Thimble Theatre is such a great strip that after reading it you'll distrust all other art forms for hours after you close the book, because surely they cannot be as absorbing and funny and weird and great as
Thimble Theatre.
*****
A Major, Popular Cartoonist Returns With New Work
Elle Humour, Julie Doucet, PictureBox, $39.95, 1584232463
How many questions about today's comics industry and comics community shenanigans can be answered, "I don't care; where's the new Julie Doucet book?" Pretty much all of them.
*****
A Fun Book From Someone You've Never Read Before
The Mourning Star, Kaz Strzepek, Bodega, $13, 0977767914
A
Cobalt 60 for the post-Fort Thunder generation.
*****
It wasn't even five years ago when
one of these experiences in a month or two was a rare enough thing you went to the comic shop the second you heard about any one of them, no matter how tired or poor you were.
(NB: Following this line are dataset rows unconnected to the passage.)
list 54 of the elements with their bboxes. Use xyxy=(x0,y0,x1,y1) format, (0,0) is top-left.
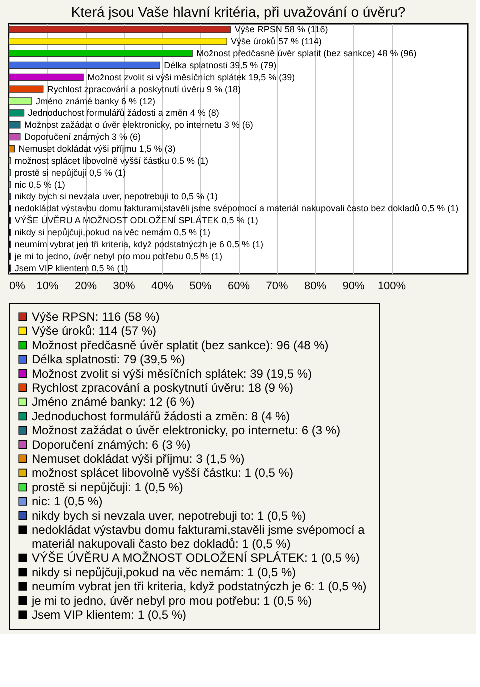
legend-label: Nemuset dokládat výši příjmu: 3 (1,5 %) xyxy=(32,452,245,466)
data-label: nedokládat výstavbu domu fakturami,stavěli jsme svépomocí a materiál nakupovali často bez dokladů 0,5 % (1) xyxy=(14,204,459,214)
x-tick-label: 100% xyxy=(378,280,406,292)
data-label: Možnost zažádat o úvěr elektronicky, po internetu 3 % (6) xyxy=(24,120,254,130)
legend-label: prostě si nepůjčuji: 1 (0,5 %) xyxy=(32,480,184,494)
x-tick-label: 30% xyxy=(113,280,136,292)
legend-label: Délka splatnosti: 79 (39,5 %) xyxy=(32,352,186,367)
data-label: Výše úroků 57 % (114) xyxy=(231,36,322,47)
data-label: Jednoduchost formulářů žádosti a změn 4 % (8) xyxy=(28,108,220,118)
legend-label: nedokládat výstavbu domu fakturami,stavěli jsme svépomocí a materiál nakupovali často bez dokladů: 1 (0,5 %) xyxy=(32,523,366,551)
legend-label: VÝŠE ÚVĚRU A MOŽNOST ODLOŽENÍ SPLÁTEK: 1 (0,5 %) xyxy=(32,551,360,566)
legend-label: Výše úroků: 114 (57 %) xyxy=(32,324,157,338)
data-label: Doporučení známých 3 % (6) xyxy=(24,132,142,142)
legend-label: Možnost zvolit si výši měsíčních splátek: 39 (19,5 %) xyxy=(32,366,312,381)
x-tick-label: 40% xyxy=(151,280,174,292)
data-label: Jsem VIP klientem 0,5 % (1) xyxy=(14,263,128,274)
data-label: Délka splatnosti 39,5 % (79) xyxy=(164,60,277,70)
legend-label: možnost splácet libovolně vyšší částku: 1 (0,5 %) xyxy=(32,466,294,480)
data-label: neumím vybrat jen tři kriteria, když podstatnýczh je 6 0,5 % (1) xyxy=(14,239,264,250)
legend-label: Výše RPSN: 116 (58 %) xyxy=(32,310,160,324)
x-tick-label: 20% xyxy=(74,280,98,292)
legend-label: Rychlost zpracování a poskytnutí úvěru: 18 (9 %) xyxy=(32,381,294,395)
legend-label: Doporučení známých: 6 (3 %) xyxy=(32,438,191,452)
data-label: Výše RPSN 58 % (116) xyxy=(234,24,328,35)
legend-label: nic: 1 (0,5 %) xyxy=(32,494,103,509)
legend-label: Jednoduchost formulářů žádosti a změn: 8 (4 %) xyxy=(32,409,290,424)
data-label: VÝŠE ÚVĚRU A MOŽNOST ODLOŽENÍ SPLÁTEK 0,5 % (1) xyxy=(14,216,258,226)
x-tick-label: 70% xyxy=(266,280,288,292)
data-label: je mi to jedno, úvěr nebyl pro mou potřebu 0,5 % (1) xyxy=(14,251,223,262)
x-tick-label: 50% xyxy=(190,280,212,292)
data-label: možnost splácet libovolně vyšší částku 0,5 % (1) xyxy=(14,156,209,166)
data-label: prostě si nepůjčuji 0,5 % (1) xyxy=(14,168,126,178)
legend-label: Jsem VIP klientem: 1 (0,5 %) xyxy=(32,608,187,622)
legend-label: Jméno známé banky: 12 (6 %) xyxy=(32,395,195,410)
data-label: Rychlost zpracování a poskytnutí úvěru 9 % (18) xyxy=(47,84,242,94)
legend-label: Možnost zažádat o úvěr elektronicky, po internetu: 6 (3 %) xyxy=(32,424,341,438)
legend-label: neumím vybrat jen tři kriteria, když podstatnýczh je 6: 1 (0,5 %) xyxy=(32,580,367,594)
data-label: nikdy si nepůjčuji,pokud na věc nemám 0,5 % (1) xyxy=(14,228,211,238)
data-label: Nemuset dokládat výši příjmu 1,5 % (3) xyxy=(18,144,176,154)
legend-label: nikdy bych si nevzala uver, nepotrebuji to: 1 (0,5 %) xyxy=(32,508,306,523)
data-label: nikdy bych si nevzala uver, nepotrebuji to 0,5 % (1) xyxy=(14,192,218,202)
legend-label: je mi to jedno, úvěr nebyl pro mou potřebu: 1 (0,5 %) xyxy=(31,594,312,608)
x-tick-label: 90% xyxy=(342,280,365,292)
data-label: Možnost předčasně úvěr splatit (bez sankce) 48 % (96) xyxy=(196,48,417,59)
x-tick-label: 0% xyxy=(10,280,26,292)
x-tick-label: 10% xyxy=(36,280,59,292)
data-label: nic 0,5 % (1) xyxy=(14,180,66,190)
data-label: Jméno známé banky 6 % (12) xyxy=(36,96,156,106)
chart-title: Která jsou Vaše hlavní kritéria, při uvažování o úvěru? xyxy=(71,4,406,20)
legend-label: nikdy si nepůjčuji,pokud na věc nemám: 1 (0,5 %) xyxy=(32,565,296,580)
legend-label: Možnost předčasně úvěr splatit (bez sankce): 96 (48 %) xyxy=(32,338,329,352)
x-tick-label: 80% xyxy=(304,280,327,292)
data-label: Možnost zvolit si výši měsíčních splátek 19,5 % (39) xyxy=(88,72,296,82)
x-tick-label: 60% xyxy=(228,280,250,292)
You just went. Today, you not only have the above, you have substitute examples for each of the above, you have Ignatz books and hand-sewn comics, you have a half-dozen or so decent mainstream serials, you have upscale re-formattings of rock solid mainstream performers, you have people offering up Dick Briefer reprints out of left field, you have a Brian Chippendale comic to go buy, and you have dozens of manga series worth sampling. It's all quite ridiculous, thank you very much. It's all quite wonderful, too.
It's easy to forget that the foundation for everything else that's important about comics are works of art that enlighten and entertain, not simply whatever news makes it to the top of yell-about-it mountain. These are pretty amazing times. Enjoy them. Read a comic!